= The Japanese Art Society of America =

The Japanese Art Society of America (JASA) promotes the study and appreciation of Japanese art. Founded in 1973 as the Ukiyo-e Society of America by collectors of Japanese prints, the society's mission has expanded to include related fields of Japanese art.

==History==
While the society now addresses all aspects of Japanese art and culture, it traces its origins to a small group of ukiyo-e print collectors in and around New York City in 1973, at a time when Parke-Bernet Galleries (later to merge with Sotheby's) had begun to develop a market for Japanese art. The first major auction was the 1969 sale of the Blanche McFetridge estate, consisting of ukiyo-e prints once owned by Frank Lloyd Wright, followed by the 1972 sale of the estate of Hans Popper, a Viennese businessman who spent time working in Japan. His collection included masterpieces by Harunobu, Utamaro, Sharaku, and Hokusai, and the sale attracted many of the great collectors and dealers of the era, including Richard Pillsbury Gale (1900–1973) in Minnesota, Felix Tikotin (1893–1986), a dealer living in Switzerland, and Nishi Saiju (1927–1995), the first Japanese dealer to attend a sale in the United States.

JASA entered its fourth decade under the direction of Joan Baekeland as president and the long-time Chicago collector George Mann as vice president. The current president is Dr. Susan Peters.

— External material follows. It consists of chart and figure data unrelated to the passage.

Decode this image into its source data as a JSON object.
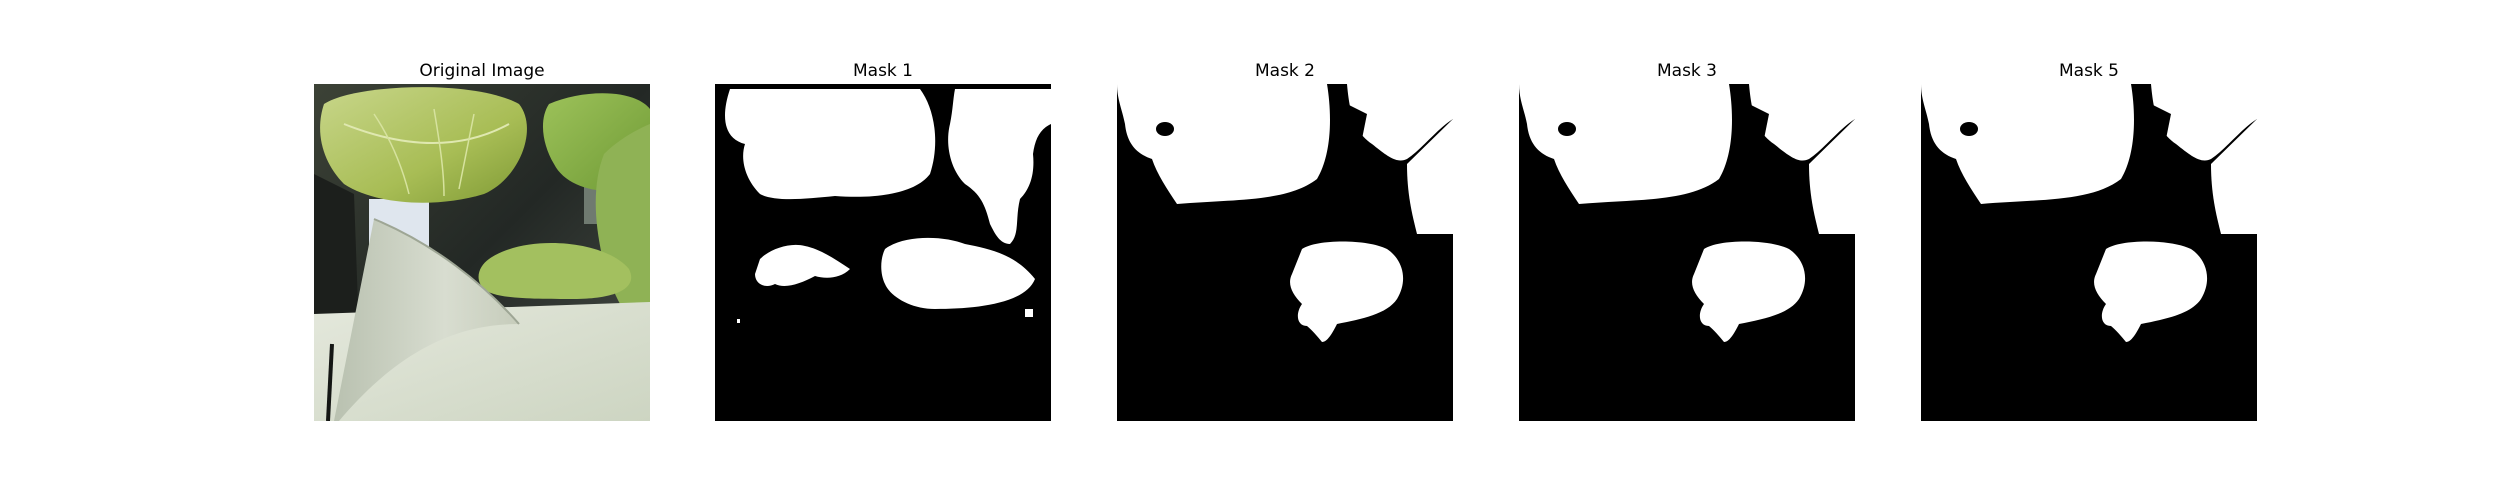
{
  "panels": [
    {
      "title": "Original Image"
    },
    {
      "title": "Mask 1"
    },
    {
      "title": "Mask 2"
    },
    {
      "title": "Mask 3"
    },
    {
      "title": "Mask 5"
    }
  ]
}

Today, JASA has some 400 members from countries around the world, including Japan.

==Activities==
Through its annual lectures, seminars, and other events, the society provides a forum for the exchange of ideas and experiences about the traditional and contemporary arts of Japan.

The Society also sponsors exhibitions, such as Designed for Pleasure: The World of Edo Japan in Prints and Paintings, 1680–1860, which was shown at the Asia Society in New York City in Spring 2008.

==Programs and publications==
Programs for members and the public remain the focus of the Society: in 2009, for example, members had tea in the Japanese teahouse at Kykuit, the Rockefeller estate in Pocantico Hills near Tarrytown, New York; visited private and public collections in Sacramento and San Francisco; and toured the Richard Fishbein and Estelle Bender Collection as well as the mini-museum of the Mary Griggs Burke Collection in New York City. Lecture programs in New York are held at the New York University Institute of Fine Arts and elsewhere.

The programs and publications of the Society were valuable in the 1970s, when ukiyo-e studies and, for that matter, Edo period art history had scarcely entered the academic mainstream either in the United States or Japan.

The society publishes a quarterly newsletter for members as well as an annual journal, Impressions. Impressions was the recipient of the 2009 Donald Keene Prize for the Promotion of Japanese Culture, awarded by the Donald Keene Center, Columbia University.